Конечно, пришлось немного рискнуть — я не знал наверняка, станет ли он стрелять именно в своего. Но в конце концов моя догадка оказалась правдой: он хотел достать товарища, оказавшегося в нашем плену.
Снайпер всегда стрелял из такого положения, чтобы скрыть возможный блик от окуляров своего прицела. Теперь он поторопился.
— Алим?! — крикнул я, торопливо поднимаясь и глядя на нашего снайпера.
Канджиев был уже на позиции. Он лежал за камнем. Стрелял с левой руки. Представляю, какую боль ему пришлось сейчас испытывать, чтобы устроиться на стрелковой позиции правильно. Тем не менее Канджиев готовился стрелять. И внимательно следил за горами.
— Видел?! — крикнул я.
— Да!
В следующий момент грянул выстрел СВД. Один-единственный выстрел. Он раскатился по горам, хлёстким эхом отразился от них, поднялся к небу.

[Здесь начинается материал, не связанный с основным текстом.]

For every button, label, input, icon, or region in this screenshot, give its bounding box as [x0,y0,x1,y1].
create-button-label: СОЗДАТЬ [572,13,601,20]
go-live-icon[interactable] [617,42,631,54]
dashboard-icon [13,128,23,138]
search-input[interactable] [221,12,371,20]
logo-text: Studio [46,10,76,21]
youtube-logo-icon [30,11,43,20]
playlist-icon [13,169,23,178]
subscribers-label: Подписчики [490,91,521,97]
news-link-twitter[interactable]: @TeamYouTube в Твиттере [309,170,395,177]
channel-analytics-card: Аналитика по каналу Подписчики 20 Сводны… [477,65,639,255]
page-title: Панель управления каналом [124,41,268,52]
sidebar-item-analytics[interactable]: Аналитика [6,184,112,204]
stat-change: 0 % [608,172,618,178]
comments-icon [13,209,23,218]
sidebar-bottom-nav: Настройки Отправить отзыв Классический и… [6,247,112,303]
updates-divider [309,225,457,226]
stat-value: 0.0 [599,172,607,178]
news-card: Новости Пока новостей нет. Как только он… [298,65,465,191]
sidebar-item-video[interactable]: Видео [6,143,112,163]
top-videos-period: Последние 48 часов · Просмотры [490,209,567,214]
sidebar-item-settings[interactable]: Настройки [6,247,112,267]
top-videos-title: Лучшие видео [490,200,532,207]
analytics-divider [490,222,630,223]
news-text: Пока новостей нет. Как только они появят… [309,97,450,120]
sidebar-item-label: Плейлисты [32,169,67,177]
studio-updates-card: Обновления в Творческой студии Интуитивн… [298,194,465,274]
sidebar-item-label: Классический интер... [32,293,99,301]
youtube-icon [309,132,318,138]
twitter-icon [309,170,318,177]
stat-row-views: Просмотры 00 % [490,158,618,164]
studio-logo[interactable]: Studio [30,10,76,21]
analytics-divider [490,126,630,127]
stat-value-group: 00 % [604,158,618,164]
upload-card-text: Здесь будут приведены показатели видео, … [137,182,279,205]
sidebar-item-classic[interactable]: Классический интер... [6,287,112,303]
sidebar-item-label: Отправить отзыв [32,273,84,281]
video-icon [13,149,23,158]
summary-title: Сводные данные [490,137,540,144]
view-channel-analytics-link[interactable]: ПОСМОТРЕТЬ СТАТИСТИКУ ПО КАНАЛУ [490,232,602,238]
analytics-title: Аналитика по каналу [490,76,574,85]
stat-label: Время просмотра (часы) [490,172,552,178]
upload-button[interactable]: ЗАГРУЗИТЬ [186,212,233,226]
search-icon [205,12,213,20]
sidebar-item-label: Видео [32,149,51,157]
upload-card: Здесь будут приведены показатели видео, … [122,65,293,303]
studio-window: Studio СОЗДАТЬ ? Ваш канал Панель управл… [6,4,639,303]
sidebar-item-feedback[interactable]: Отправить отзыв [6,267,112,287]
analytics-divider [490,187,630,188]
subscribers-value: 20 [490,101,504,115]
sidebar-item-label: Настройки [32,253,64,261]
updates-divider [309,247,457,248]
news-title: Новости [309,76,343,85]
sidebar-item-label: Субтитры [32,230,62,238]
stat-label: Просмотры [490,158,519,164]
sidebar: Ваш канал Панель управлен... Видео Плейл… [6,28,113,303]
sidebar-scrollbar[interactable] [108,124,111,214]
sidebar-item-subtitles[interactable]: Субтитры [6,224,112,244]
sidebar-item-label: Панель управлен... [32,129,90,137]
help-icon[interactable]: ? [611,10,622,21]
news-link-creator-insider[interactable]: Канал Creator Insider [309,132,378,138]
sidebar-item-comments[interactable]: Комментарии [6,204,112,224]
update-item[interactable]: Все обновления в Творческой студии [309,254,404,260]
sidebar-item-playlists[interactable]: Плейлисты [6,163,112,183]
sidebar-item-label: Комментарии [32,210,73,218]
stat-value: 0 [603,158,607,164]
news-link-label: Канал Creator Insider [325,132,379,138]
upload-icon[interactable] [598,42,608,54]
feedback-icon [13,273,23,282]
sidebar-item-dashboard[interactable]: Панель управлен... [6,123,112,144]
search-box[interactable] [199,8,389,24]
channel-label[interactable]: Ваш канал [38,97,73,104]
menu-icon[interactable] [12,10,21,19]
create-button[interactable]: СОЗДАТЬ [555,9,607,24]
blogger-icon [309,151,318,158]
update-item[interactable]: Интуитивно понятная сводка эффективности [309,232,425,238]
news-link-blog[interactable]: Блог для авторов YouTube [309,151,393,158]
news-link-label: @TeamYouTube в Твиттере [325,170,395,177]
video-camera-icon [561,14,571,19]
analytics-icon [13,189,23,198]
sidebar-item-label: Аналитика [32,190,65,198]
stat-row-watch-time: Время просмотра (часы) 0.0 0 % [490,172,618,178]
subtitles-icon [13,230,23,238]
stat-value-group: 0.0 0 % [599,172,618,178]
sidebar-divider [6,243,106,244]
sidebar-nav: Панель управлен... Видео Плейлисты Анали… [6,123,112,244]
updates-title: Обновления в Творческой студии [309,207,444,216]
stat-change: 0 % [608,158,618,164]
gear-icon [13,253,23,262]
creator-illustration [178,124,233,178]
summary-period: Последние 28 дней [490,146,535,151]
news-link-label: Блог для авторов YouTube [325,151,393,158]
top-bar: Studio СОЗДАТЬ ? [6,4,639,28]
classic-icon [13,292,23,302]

Я припал к биноклю. Увидел, как над позицией снайпера хлопнула пуля. Как подняла она едва заметный фонтанчик пыли из небольшого валуна, на котором лежала не слишком выдающаяся, но большая плита породы, окружённая рыхлой землёй — результат когда-то прошедшей там сели.

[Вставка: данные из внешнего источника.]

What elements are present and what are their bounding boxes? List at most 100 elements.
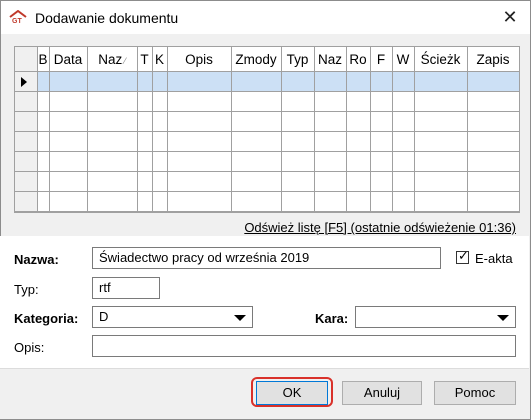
table-cell[interactable] bbox=[49, 191, 88, 212]
table-cell[interactable] bbox=[231, 171, 282, 192]
column-header[interactable]: F bbox=[370, 47, 393, 72]
table-cell[interactable] bbox=[167, 171, 232, 192]
table-cell[interactable] bbox=[37, 211, 50, 212]
table-cell[interactable] bbox=[137, 191, 153, 212]
help-button[interactable]: Pomoc bbox=[434, 381, 516, 405]
table-cell[interactable] bbox=[152, 171, 168, 192]
table-cell[interactable] bbox=[37, 91, 50, 112]
table-cell[interactable] bbox=[231, 151, 282, 172]
table-cell[interactable] bbox=[467, 131, 519, 152]
table-cell[interactable] bbox=[231, 111, 282, 132]
table-row[interactable] bbox=[15, 211, 519, 212]
table-cell[interactable] bbox=[49, 151, 88, 172]
table-cell[interactable] bbox=[467, 151, 519, 172]
table-cell[interactable] bbox=[370, 131, 393, 152]
table-cell[interactable] bbox=[37, 111, 50, 132]
table-cell[interactable] bbox=[87, 91, 138, 112]
column-header[interactable]: T bbox=[137, 47, 153, 72]
table-cell[interactable] bbox=[37, 131, 50, 152]
column-header[interactable]: Ro bbox=[346, 47, 371, 72]
column-header[interactable]: Zmody bbox=[231, 47, 282, 72]
table-cell[interactable] bbox=[467, 91, 519, 112]
table-row[interactable] bbox=[15, 191, 519, 212]
table-cell[interactable] bbox=[392, 91, 415, 112]
table-cell[interactable] bbox=[231, 191, 282, 212]
table-cell[interactable] bbox=[137, 71, 153, 92]
table-cell[interactable] bbox=[314, 131, 347, 152]
table-cell[interactable] bbox=[167, 211, 232, 212]
table-cell[interactable] bbox=[167, 71, 232, 92]
table-cell[interactable] bbox=[392, 131, 415, 152]
table-cell[interactable] bbox=[314, 111, 347, 132]
table-cell[interactable] bbox=[137, 211, 153, 212]
table-cell[interactable] bbox=[414, 91, 468, 112]
table-cell[interactable] bbox=[167, 131, 232, 152]
table-cell[interactable] bbox=[392, 211, 415, 212]
table-cell[interactable] bbox=[281, 211, 315, 212]
table-cell[interactable] bbox=[370, 71, 393, 92]
table-cell[interactable] bbox=[370, 111, 393, 132]
table-cell[interactable] bbox=[414, 131, 468, 152]
table-cell[interactable] bbox=[152, 91, 168, 112]
column-header[interactable]: W bbox=[392, 47, 415, 72]
table-cell[interactable] bbox=[392, 71, 415, 92]
cancel-button[interactable]: Anuluj bbox=[342, 381, 422, 405]
nazwa-input[interactable]: Świadectwo pracy od września 2019 bbox=[92, 247, 441, 269]
table-cell[interactable] bbox=[137, 151, 153, 172]
column-header[interactable]: Zapis bbox=[467, 47, 519, 72]
table-cell[interactable] bbox=[370, 191, 393, 212]
table-cell[interactable] bbox=[281, 111, 315, 132]
table-cell[interactable] bbox=[167, 111, 232, 132]
table-cell[interactable] bbox=[37, 151, 50, 172]
table-cell[interactable] bbox=[152, 211, 168, 212]
table-cell[interactable] bbox=[414, 111, 468, 132]
table-cell[interactable] bbox=[314, 171, 347, 192]
table-cell[interactable] bbox=[167, 191, 232, 212]
table-cell[interactable] bbox=[137, 111, 153, 132]
opis-input[interactable] bbox=[92, 335, 516, 357]
column-header[interactable]: K bbox=[152, 47, 168, 72]
table-cell[interactable] bbox=[346, 151, 371, 172]
table-cell[interactable] bbox=[49, 171, 88, 192]
table-cell[interactable] bbox=[152, 111, 168, 132]
table-cell[interactable] bbox=[414, 171, 468, 192]
table-cell[interactable] bbox=[137, 131, 153, 152]
table-cell[interactable] bbox=[281, 71, 315, 92]
table-cell[interactable] bbox=[87, 111, 138, 132]
table-cell[interactable] bbox=[49, 91, 88, 112]
table-cell[interactable] bbox=[231, 71, 282, 92]
table-cell[interactable] bbox=[314, 71, 347, 92]
table-cell[interactable] bbox=[231, 131, 282, 152]
table-row[interactable] bbox=[15, 111, 519, 132]
table-cell[interactable] bbox=[49, 131, 88, 152]
table-cell[interactable] bbox=[414, 191, 468, 212]
table-cell[interactable] bbox=[392, 151, 415, 172]
ok-button[interactable]: OK bbox=[256, 381, 328, 405]
table-cell[interactable] bbox=[467, 71, 519, 92]
table-cell[interactable] bbox=[87, 191, 138, 212]
table-cell[interactable] bbox=[281, 91, 315, 112]
table-cell[interactable] bbox=[87, 131, 138, 152]
table-cell[interactable] bbox=[467, 211, 519, 212]
table-cell[interactable] bbox=[37, 71, 50, 92]
column-header[interactable]: Typ bbox=[281, 47, 315, 72]
table-cell[interactable] bbox=[49, 71, 88, 92]
table-cell[interactable] bbox=[137, 91, 153, 112]
chevron-down-icon[interactable] bbox=[497, 315, 509, 321]
table-cell[interactable] bbox=[281, 191, 315, 212]
table-cell[interactable] bbox=[370, 91, 393, 112]
table-cell[interactable] bbox=[314, 151, 347, 172]
table-cell[interactable] bbox=[152, 191, 168, 212]
table-cell[interactable] bbox=[346, 131, 371, 152]
kara-select[interactable] bbox=[355, 306, 516, 328]
table-cell[interactable] bbox=[392, 191, 415, 212]
typ-input[interactable]: rtf bbox=[92, 277, 160, 299]
table-cell[interactable] bbox=[346, 191, 371, 212]
table-cell[interactable] bbox=[314, 91, 347, 112]
table-row[interactable] bbox=[15, 71, 519, 92]
close-icon[interactable]: ✕ bbox=[498, 6, 522, 28]
table-cell[interactable] bbox=[281, 131, 315, 152]
table-cell[interactable] bbox=[167, 151, 232, 172]
table-cell[interactable] bbox=[231, 91, 282, 112]
table-cell[interactable] bbox=[346, 111, 371, 132]
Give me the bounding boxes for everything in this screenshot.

— Куда он стреляет?! — крикнул Мартынов, сидевший за камнем. — Снайпер же ниже!
Даже лазутчик в очках, который вёл себя почти безучастно, повернулся и припал к камню руками, задрал голову, наблюдая за всем происходящим.
— Тихо, — сказал я напряжённо. — Ждём.
Не прошло и трёх секунд, как камень, по которому стрелял Алим, раскололся. Осколки его принялись падать вниз, задевая другие камни. Плита, не меньше четырёх метров в ширину, соскользнула, но не упала. Зато валуны, что её поддерживали, потеряли устойчивость, и один за другим «высыпались» из склона и с грохотом принялись катиться вниз, сталкиваясь с другими, выбивая из тела горы третьи.
Редкий, но сильный камнепад обрушился вниз, туда, где была позиция вражеского снайпера.
На площадку за приподнятыми скалами, где он засел, стали падать большие камни. Они рушили всё на своём пути — ломали гребни, сбивали острые пики каменистых скал.
Было непонятно — усилится ли лавина или же всё окончится этой и без того страшной «бомбардировкой» камнями.
Мартынов уставился вверх, на это жуткое зрелище, показывающее нам во всей красе всю силу природы. Он даже стянул панаму с головы. Лазутчик в растерянности поджал губы, обнажая сжатые зубы.